December: cold, a scattering of snow, the ice settling into the ground.
In Hardwick, on impulse, I stop into a store and buy a string of white lights with wooden reindeer for my daughters. It’s Sunday morning, and hardly anyone is out.
Walking home with those lights tucked into my backpack with a brown paper bag of rice and a square of cheese, a bottle of sesame oil, I cut through the cemetery. Before long, the cemetery will be snowed in for months.
I’m walking up the path from the piney woods, near last summer’s potato patch, when a bald eagle glides down from a white pine. I stand quietly — yes, white tail feathers, head, its curved beak earthward.

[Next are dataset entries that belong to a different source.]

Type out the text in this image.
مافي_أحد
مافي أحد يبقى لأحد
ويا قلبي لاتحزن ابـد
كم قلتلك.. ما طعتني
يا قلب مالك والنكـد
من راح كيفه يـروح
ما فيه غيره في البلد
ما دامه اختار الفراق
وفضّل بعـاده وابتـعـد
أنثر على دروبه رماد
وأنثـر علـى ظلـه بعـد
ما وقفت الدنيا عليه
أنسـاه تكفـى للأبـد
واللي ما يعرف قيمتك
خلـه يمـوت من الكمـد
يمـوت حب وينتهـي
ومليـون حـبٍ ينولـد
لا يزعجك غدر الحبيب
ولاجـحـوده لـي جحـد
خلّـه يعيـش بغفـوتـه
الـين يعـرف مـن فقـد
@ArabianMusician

Without flapping a wing, the eagle catches an upwind and drifts over my blueberry bushes and garden, then disappears around our white clapboard house.
I grew up in New Hampshire and never saw a loon as a child. We never saw wild turkeys, didn’t dream of bald eagles swooping over a trampoline in a backyard, never heard coyotes except when we were camping in the Rocky Mountains.
When I step into our kitchen where my daughters are baking cookies, they greet my news of the eagle with cool, and keep on with what they’re doing.
While the pandemic reigns, the wilderness hasn’t gone away. Hungry eagle, what did you find for dinner?